Valsa dos Clowns
Jane Duboc
A dualidade do palhaço em “Valsa dos Clowns” de Jane Duboc
“Valsa dos Clowns”, interpretada por Jane Duboc no espetáculo “O Grande Circo Místico”, explora a figura do palhaço como símbolo de uma alegria aparente que esconde sentimentos profundos de tristeza e solidão. Inspirada no poema de Jorge de Lima, a música destaca a dualidade desse personagem, que é visto como um “charlatão” que “esparrama tanta gargalhada da boca pra fora”, mostrando que o riso do palhaço é muitas vezes apenas uma máscara para sua dor interna. A letra enfatiza que, por trás da maquiagem e do sorriso, existe um “farrapo humano” que “morre na coxia”, revelando a vulnerabilidade e o isolamento vividos por quem está sempre tentando fazer os outros sorrirem.

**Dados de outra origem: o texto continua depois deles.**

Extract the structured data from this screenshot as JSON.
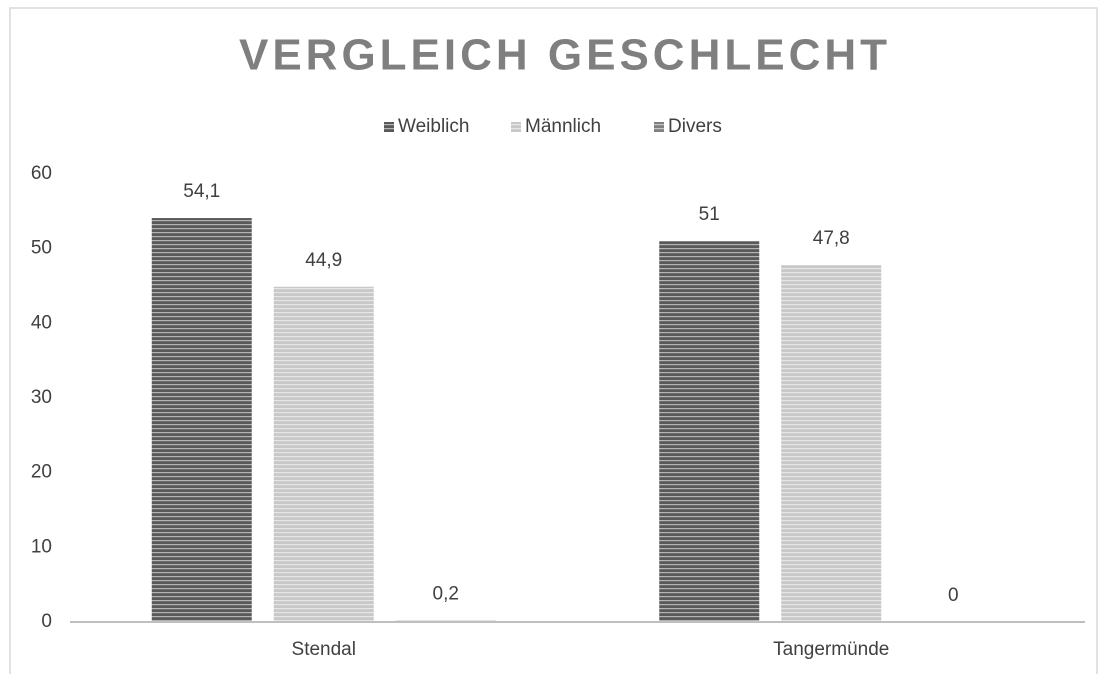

A canção reforça essa ideia ao repetir que “em toda canção, o palhaço é um charlatão”, sugerindo que o papel do palhaço é sempre o de esconder sua verdadeira emoção. Mesmo quando um novo palhaço entra em cena, ele carrega o mesmo olhar triste e o coração partido, indicando um ciclo contínuo de sofrimento disfarçado. A interpretação sensível de Jane Duboc e a melodia suave intensificam o tom melancólico da música, convidando o ouvinte a enxergar além da superfície e reconhecer a humanidade por trás do personagem. “Valsa dos Clowns” transforma o palhaço em um símbolo universal da condição humana, marcada pela necessidade de esconder a dor e seguir em frente, mesmo quando o coração deseja cantar uma melodia diferente.
O significado desta letra foi gerado automaticamente.